Tutta questa pandemia di creature dalle forme minuscole e bizzarre non mi costringono a rinunciare alla mia passione per i grossi predatori e a Marco Point mi lascio andare al piacere lascivo di interagire con decine di squali pinna nera in frenesia alimentare senza più ritegno. E’ un’immersione adrenalinica, spinta, hard, dove tutti i sensi si accendono e i freni inibitori si spengono, annientati dalla potenza della forza primordiale di questi magnifici predatori scattanti, veloci e sfrontati, che ti arrivano in faccia a bocca aperta senza il minimo pudore. Sono affannata, ma appagata, sono ansimante ma pervasa, pervasa di un’esaltazione, oserei dire, orgiastica. Mi stendo dopo il piacere, punto l’obiettivo e dipingo un quadro, dove grandi pesci pipistrello dalle bande nere, tondi come dischi volanti, si riuniscono stretti l’uno all’altro sulla superficie piatta di un’acropora. Sembrano in posa, fermi immobili nella corrente. E’ una gara di bellezza questa che si svolge sulle madrepore e il pesce leone distende i suoi raggi e ostenta tutta la sua vanità come un pavone che fa la ruota. Ammaliante come una seduttrice crudele, pronta a ghermire la preda con i suoi aculei veleniferi. Mi sposto sul fondo. Centinaia di ombrine dolcilabbra si affollano, ammassate, stipate, mi guardano dritto negli occhi, frontali, mi sfidano.
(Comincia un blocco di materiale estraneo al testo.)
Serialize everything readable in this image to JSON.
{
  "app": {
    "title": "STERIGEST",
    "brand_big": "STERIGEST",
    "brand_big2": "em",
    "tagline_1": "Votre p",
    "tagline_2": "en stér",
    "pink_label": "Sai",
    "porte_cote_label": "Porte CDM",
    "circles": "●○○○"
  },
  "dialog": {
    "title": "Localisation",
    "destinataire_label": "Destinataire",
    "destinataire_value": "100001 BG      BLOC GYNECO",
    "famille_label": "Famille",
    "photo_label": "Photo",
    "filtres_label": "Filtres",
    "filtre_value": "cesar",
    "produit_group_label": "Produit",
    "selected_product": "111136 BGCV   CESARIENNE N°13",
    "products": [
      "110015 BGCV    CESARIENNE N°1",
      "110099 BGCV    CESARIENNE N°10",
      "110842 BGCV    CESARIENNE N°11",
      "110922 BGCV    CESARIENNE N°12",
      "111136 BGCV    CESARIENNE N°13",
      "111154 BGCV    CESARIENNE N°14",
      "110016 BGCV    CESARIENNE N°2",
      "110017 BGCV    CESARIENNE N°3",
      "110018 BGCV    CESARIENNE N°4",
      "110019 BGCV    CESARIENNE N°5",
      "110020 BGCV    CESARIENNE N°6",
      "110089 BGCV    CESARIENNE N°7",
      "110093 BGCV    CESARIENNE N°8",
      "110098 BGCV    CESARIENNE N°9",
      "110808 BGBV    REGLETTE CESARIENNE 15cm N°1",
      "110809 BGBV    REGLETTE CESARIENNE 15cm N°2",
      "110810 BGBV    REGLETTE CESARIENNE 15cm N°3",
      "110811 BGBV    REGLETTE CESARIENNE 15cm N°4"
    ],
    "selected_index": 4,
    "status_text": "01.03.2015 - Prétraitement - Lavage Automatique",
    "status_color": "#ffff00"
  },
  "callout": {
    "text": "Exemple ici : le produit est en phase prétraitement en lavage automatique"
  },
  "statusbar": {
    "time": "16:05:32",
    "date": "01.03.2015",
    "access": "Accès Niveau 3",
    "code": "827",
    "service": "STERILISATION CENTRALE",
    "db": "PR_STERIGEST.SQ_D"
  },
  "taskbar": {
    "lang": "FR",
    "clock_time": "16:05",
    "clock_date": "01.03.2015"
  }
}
Le chiamano grugnitori labbroni perché hanno labbra carnose protese in avanti come a grugnire, come a parlare, i pesci più loquaci dell’oceano!
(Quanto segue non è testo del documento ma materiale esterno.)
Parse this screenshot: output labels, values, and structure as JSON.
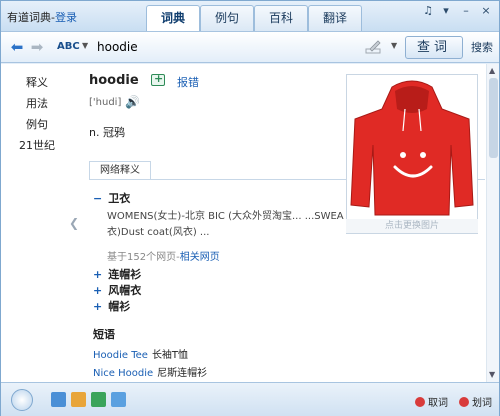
{
  "app": {
    "title": "有道词典-",
    "login_link": "登录"
  },
  "tabs": [
    {
      "label": "词典",
      "active": true
    },
    {
      "label": "例句",
      "active": false
    },
    {
      "label": "百科",
      "active": false
    },
    {
      "label": "翻译",
      "active": false
    }
  ],
  "window_controls": {
    "skin": "♫",
    "menu": "▾",
    "minimize": "–",
    "close": "×"
  },
  "search": {
    "abc_label": "ABC",
    "value": "hoodie",
    "lookup_button": "查词",
    "search_button": "搜索"
  },
  "sidebar": {
    "items": [
      "释义",
      "用法",
      "例句",
      "21世纪"
    ]
  },
  "entry": {
    "headword": "hoodie",
    "report_link": "报错",
    "phonetic": "['hudi]",
    "meaning": "n. 冠鸦"
  },
  "net_definitions": {
    "tab_label": "网络释义",
    "items": [
      {
        "sign": "−",
        "title": "卫衣"
      },
      {
        "sign": "+",
        "title": "连帽衫"
      },
      {
        "sign": "+",
        "title": "风帽衣"
      },
      {
        "sign": "+",
        "title": "帽衫"
      }
    ],
    "example_line1": "WOMENS(女士)-北京  BIC (大众外贸淘宝... ...SWEA",
    "example_line2": "衣)Dust coat(风衣) ...",
    "based_on_prefix": "基于152个网页-",
    "based_on_link": "相关网页"
  },
  "phrases": {
    "title": "短语",
    "items": [
      {
        "en": "Hoodie Tee",
        "zh": "长袖T恤"
      },
      {
        "en": "Nice Hoodie",
        "zh": "尼斯连帽衫"
      }
    ]
  },
  "image_panel": {
    "caption": "点击更换图片"
  },
  "bottom": {
    "toggle_lookup": "取词",
    "toggle_select": "划词"
  },
  "colors": {
    "accent": "#1a5fb4",
    "hoodie_red": "#e02a25",
    "toggle_red": "#d83b3b"
  }
}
E alla fine ci spostiamo in paradiso.

Melissa garden, il giardino sottomarino più bello del mondo. Una barriera ininterrotta di coralli di tutti i tipi si stende per chilometri sotto di noi, non c’è un centimetro libero dove soffermarsi, si vola, ci si tiene in assetto perfetto a mezz’acqua per evitare di toccare un fondale ridondante di forme e colori senza soluzione di continuità. Migliaia di anthias si sprigionano dalle ramificazioni delle acropore come scintille di fuoco, è un incendio che divampa nell’azzurro cristallino del mare, di questo mare che s’infila sotto il pontile di Arborek e trasporta con sé migliaia di sardine, tonni, azzannatori striati che scorrono come un fiume in piena tra i piloni colonizzati dai coralli molli rosso porpora. E’ un muro di pesci, annebbia la vista, sbiadisce la luce, nasconde il sole. I crinoidi fluttuano nella corrente, poi si posano e si aprono come ventagli di piume dai riflessi iridescenti, trasposizione subacquea del maestoso piumaggio degli endemici abitanti delle selve della Papua, gli uccelli del paradiso. Paradiso, la definizione ricorre. Qui, alle Raja Ampat, l’ultimo paradiso del pianeta.

Una risposta a “Raja Ampat Indonesia”

  1. Grande , l’Indonesia è fantastica, è stato il mio primo vero viaggio verso l’ignoto, anni fa, dopo un mese in giro in autobus, barche e mezzi vari, sono tornato uno straccio ma pieno di emozioni.